Çikolatanın büyülediği köy halkı sıkıcı hayatlarının rutinini kırarken belediye başkanı Mösyö Le Comte, rahip ve eşi Josephine’den Vieanne’ın akıl çelmeleri yüzünden ayrılmak zorunda kaldığını düşünen Serge de boş durmaz. Çikolatacı kadını ideolojik aygıtları (kilise) ve zor yoluyla uzaklaştırmaya çabalarlar. Özellikle Mösyö Le Comte’a göre büyük paskalya perhizi sırasında bir çikolata dükkânı açmak kutsal olana, onun kurallar ve yasaklardan oluşan değerlerine karşı büyük bir saygısızlıktır. Bu kabul edilemez. Ama “çikolata”ya en karşı olanın kazayla onu tatması umulmadık sonuçlar doğuracaktır.
Bir yığın badire atlattıktan sonra çikolata taraftarları kendilerini tüm köye kabul ettirirler. Kuzey Rüzgârı Vieanne’ın kulağına ziyaret edilmesi gereken yeni kasabaları, yardıma ihtiyacı olan dostları ve kazanılacak savaşları fısıldamaktadır. Yenilgi kadar zaferden de kaçar. O yersizyurtsuz bir baştan çıkarıcıdır. Ne var ki bir diğer yersizyurtsuzun, ırmak boyunca kayıklarıyla ülkeyi dolaşan bir aylak grubun müzisyen üyesi Roux’nun aşkı da onu baştan çıkarır. Güney rüzgârı gezgin adamın dönüşünü fısıldar. Onun geri gelmesi ardından, Roux ve Vieanne yepyeni ve güleç bir çehreye bürünen köye yerleşerek hayatlarını sürdürürler (mutlu son).
Geleneksel bir toplumun sorunları temelinde ele alındığında Çikolata, iktidarın biyo-politikasına karşı devrimci ve özgürlükçü bir direnişi temsil ediyor.
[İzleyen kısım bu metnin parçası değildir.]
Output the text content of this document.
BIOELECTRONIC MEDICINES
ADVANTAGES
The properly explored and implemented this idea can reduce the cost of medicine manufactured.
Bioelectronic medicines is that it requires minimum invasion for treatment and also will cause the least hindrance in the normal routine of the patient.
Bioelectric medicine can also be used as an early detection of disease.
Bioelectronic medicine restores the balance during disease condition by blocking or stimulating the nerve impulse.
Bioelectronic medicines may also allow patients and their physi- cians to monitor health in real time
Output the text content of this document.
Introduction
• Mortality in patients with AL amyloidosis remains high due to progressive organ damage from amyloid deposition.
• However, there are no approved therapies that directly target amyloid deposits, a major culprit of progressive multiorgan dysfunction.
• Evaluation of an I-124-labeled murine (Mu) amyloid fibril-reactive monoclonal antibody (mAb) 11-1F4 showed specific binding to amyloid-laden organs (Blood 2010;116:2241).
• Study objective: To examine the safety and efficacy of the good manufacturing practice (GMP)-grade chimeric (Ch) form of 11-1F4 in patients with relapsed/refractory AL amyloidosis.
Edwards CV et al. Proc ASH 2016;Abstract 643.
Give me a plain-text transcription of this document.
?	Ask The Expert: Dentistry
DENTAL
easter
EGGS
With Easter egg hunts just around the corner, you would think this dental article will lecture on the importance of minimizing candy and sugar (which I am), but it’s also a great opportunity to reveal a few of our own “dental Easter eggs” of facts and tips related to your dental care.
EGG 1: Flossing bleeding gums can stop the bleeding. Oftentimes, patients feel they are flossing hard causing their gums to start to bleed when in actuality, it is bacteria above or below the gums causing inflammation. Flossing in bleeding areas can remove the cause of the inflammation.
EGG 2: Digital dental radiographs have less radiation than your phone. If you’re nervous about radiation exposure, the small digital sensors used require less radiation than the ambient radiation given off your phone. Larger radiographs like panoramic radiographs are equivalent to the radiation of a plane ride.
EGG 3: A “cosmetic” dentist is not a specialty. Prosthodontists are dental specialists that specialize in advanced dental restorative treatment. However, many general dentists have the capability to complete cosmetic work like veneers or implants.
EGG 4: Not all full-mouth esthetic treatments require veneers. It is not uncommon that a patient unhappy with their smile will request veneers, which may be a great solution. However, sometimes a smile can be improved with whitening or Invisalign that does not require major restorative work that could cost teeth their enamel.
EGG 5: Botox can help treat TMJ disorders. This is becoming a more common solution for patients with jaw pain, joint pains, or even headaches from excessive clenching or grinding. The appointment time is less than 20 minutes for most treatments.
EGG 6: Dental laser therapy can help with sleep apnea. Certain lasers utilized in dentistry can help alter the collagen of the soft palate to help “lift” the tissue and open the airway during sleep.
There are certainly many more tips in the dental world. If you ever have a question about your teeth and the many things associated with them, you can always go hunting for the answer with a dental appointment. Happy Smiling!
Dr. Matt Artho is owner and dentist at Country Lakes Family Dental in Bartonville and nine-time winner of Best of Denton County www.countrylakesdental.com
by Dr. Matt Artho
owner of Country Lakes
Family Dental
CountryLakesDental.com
Sosyal, siyasal ve dinsel bağlamı içinde düşündüğümüzde Vieanne’ın köye götürdüğü “hız” özgürleşmeye olanak tanır. Ama 1970’lerde yaşanan kırılma (“cinsel devrim” de deniyor) ardından yerleşen yabancılaştırıcı hız ilkesinin varlığı göz önüne alınarak, bugünden bakıldığında filmin dillendirdiği episteme ve onun gündelik yaşamdaki yansımaları ne kadar özgürleştirici, bu tartışılır bir konu. Artık bedenler, cezalandırılmış gibi, yorucu ve tüketici bir haz temelli (cinsellik, yeme, içme, eğlence hayatı, uyuşturucular, uyarıcılar vd.) döngü içinde takılıp kalıyor. Belki de, günümüz toplumlarında özgürlük ve yabancılaşmanın zincirlerini kırmak, kapitalizmin ve iktidarın; eğlence endüstrisinin, medyanın ve diğer aygıtların üretegeldiği mekanikleşmiş, bedenleri sıkıştıran haz akışkanlığının, hızın ötesine geçmekten geçiyor. Erdemli olan yavaşlamak da denebilir buna. Bu açıdan değerlendirilince, Çikolata’nın sorunsalı özellikle günümüzün Batı ve batı-yönelimli toplumlarının sosyal çehresini anlamak ve karşı koyuş hallerini tartışmak açısından önemini yitirir. İktidarın farklı biçimleri farklı direniş odaklarını ve taktiklerini gündeme getirir. Geleneksel inançların ve taassubun sürdüğü yerelliklerde ise filmin esinlendiği söylem hâlâ geçerli ve anlamlı duruyor. Küresel kapitalist tüketim toplumlarında, dakikaların ve saniyelerin sosyal yaşamın ve ilişkilerin akışını sıkıştırdığı koşullarda değil ama, bedensel hazların otoriteler tarafından kabaca yasaklandığı coğrafyalarda Vieanne’ın biberli çikolataları özgürlüğe dair tatlar ve esinler vermeye devam ediyor.